Allianz estimates that while Chinese EV sales in Europe are still at a young stage, they could reach 1,5mn vehicles by 2030 – equivalent to 13,5% of EU 2022 sales.
The simultaneous loss of market shares in China and Europe would have a serious impact on European automakers. These groups are also under pressure due to an EU policy that requires the phase-out of internal engines by 2035.
The new French law is expected to be adopted in full by the end of this year. However, Chinese-made vehicles will probably not qualify for the incentives that are between €5,000-€7,000 per vehicle for new electric cars.
Le Maire explained that he would change the policy. “I spend €1.2bn each year to support green industry, and to support EVs. It doesn’t matter if they are produced by an industry emitting a large amount of CO2, or one emitting less,” he said.

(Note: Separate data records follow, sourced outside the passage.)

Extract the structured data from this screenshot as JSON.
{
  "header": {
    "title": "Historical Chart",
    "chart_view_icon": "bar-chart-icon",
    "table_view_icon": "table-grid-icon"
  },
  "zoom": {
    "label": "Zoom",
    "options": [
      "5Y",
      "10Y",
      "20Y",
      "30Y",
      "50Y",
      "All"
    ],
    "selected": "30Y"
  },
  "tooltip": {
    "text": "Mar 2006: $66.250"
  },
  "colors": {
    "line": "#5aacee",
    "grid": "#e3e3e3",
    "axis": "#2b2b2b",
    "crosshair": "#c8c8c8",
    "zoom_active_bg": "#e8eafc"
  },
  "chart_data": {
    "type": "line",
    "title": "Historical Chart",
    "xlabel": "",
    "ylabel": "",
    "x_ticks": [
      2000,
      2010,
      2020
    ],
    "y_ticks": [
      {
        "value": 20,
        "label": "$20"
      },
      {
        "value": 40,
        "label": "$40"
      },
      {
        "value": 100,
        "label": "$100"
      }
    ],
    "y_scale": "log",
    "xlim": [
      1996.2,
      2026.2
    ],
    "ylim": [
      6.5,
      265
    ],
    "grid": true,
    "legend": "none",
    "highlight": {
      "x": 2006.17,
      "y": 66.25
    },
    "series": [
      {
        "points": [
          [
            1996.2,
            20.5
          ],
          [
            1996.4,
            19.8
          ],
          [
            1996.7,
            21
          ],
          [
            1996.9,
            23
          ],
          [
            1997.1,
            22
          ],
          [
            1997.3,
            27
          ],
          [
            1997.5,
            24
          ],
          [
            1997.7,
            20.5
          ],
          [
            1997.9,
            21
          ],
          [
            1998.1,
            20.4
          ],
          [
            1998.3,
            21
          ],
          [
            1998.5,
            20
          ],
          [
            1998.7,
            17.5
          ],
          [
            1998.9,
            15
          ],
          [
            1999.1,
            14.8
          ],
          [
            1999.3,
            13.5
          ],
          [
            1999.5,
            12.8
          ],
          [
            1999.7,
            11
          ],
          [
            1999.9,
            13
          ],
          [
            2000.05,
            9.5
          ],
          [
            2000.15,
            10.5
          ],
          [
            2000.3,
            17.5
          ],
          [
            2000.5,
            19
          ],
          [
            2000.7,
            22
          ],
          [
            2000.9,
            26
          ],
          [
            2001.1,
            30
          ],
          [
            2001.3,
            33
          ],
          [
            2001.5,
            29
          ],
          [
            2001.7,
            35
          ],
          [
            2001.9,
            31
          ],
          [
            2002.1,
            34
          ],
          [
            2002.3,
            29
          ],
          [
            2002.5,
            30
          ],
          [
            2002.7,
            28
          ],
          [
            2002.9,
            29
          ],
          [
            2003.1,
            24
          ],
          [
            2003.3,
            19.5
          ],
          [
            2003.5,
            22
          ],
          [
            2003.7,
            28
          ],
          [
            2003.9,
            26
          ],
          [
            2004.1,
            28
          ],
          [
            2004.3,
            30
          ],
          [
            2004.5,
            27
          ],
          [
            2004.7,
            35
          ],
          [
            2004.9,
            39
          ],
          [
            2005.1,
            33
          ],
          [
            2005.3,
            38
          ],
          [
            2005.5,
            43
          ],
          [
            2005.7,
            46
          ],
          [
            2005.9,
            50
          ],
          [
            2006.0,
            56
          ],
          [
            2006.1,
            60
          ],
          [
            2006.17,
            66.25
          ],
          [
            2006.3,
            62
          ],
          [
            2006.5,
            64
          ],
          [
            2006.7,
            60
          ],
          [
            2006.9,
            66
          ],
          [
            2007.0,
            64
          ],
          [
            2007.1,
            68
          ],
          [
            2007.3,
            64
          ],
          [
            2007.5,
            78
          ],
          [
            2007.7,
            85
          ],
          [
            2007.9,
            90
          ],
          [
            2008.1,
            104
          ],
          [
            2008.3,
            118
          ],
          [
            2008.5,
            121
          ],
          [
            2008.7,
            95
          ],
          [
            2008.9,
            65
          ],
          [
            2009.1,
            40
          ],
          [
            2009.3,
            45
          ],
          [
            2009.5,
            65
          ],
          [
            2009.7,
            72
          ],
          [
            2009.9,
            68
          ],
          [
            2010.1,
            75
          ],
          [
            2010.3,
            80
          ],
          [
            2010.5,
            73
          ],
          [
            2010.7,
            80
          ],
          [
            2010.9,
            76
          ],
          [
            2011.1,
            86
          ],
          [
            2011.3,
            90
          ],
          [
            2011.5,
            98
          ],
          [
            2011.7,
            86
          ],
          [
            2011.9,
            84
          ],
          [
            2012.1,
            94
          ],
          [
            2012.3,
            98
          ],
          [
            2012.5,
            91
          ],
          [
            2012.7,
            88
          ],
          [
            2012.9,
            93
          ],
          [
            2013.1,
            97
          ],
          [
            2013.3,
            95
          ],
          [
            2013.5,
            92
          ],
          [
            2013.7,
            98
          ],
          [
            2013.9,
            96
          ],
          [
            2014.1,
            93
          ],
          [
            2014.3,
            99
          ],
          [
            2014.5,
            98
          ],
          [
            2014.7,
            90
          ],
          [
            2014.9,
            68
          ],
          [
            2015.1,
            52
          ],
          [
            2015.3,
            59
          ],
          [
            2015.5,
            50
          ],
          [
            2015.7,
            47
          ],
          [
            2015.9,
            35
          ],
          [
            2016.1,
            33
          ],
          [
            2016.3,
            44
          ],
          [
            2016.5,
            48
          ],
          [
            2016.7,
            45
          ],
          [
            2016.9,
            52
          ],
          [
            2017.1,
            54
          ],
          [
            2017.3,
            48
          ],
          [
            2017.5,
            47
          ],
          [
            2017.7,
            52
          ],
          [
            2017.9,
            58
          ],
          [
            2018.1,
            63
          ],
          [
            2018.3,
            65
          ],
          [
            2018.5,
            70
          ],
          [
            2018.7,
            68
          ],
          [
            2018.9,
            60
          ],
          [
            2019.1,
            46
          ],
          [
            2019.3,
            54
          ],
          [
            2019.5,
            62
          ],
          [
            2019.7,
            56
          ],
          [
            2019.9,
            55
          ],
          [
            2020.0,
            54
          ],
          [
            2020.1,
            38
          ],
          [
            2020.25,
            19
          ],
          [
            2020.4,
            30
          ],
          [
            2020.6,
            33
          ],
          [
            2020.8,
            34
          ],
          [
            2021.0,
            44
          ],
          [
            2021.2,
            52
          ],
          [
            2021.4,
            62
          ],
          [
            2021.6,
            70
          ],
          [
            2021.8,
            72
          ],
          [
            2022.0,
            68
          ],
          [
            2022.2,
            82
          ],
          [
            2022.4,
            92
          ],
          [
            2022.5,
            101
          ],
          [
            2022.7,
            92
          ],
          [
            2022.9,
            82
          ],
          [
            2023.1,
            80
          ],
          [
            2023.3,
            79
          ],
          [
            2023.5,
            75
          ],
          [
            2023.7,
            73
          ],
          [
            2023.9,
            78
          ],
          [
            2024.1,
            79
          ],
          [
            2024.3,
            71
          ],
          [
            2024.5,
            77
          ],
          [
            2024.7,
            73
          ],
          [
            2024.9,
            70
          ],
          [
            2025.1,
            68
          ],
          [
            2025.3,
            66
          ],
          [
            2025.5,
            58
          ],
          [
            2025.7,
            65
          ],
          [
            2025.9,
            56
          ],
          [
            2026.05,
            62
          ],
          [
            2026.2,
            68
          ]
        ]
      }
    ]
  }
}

“I am determined to support both the European and French automobile industries.”
Le Maire also said that he would be open to more Chinese direct investments in the European EV industry. China’s XTC New Energy Materials announced recently joint ventures to produce battery materials with French nuclear group Orano.
BYD in Shenzhen is looking at building a factory in Europe . Meanwhile, China’s Envision, in partnership with Renault, is building a battery facility in northern France.
Le Maire said that he expected to see more Chinese investment in France, more specifically in the green transition and green mobility fields. He also travelled to Shenzhen Sunday to meet with the CEOs of BYD XTC.
The Finance Minister, whose trip followed a meeting between Emmanuel Macron and Xi Jinping in China earlier this year, met with Vice-Premier He Lifeng on Saturday, who oversees the economic policy.
Le Maire stated that “China is a vital partner in global growth.”
He said that both sides had agreed to “resolve regulatory discrepancies” in the cosmetics industry, as described by France.
Bloomberg reports that French exporters fear China’s regulatory standards could force them to divulge trade secrets.
Le Maire noted that “the total amount of trade in cosmetic goods to China amounts to around EUR3bn per year,” noting the Chinese market represented 30 to 35 percent of total revenues for French cosmetic companies. “So, I’m talking about more than peanuts.”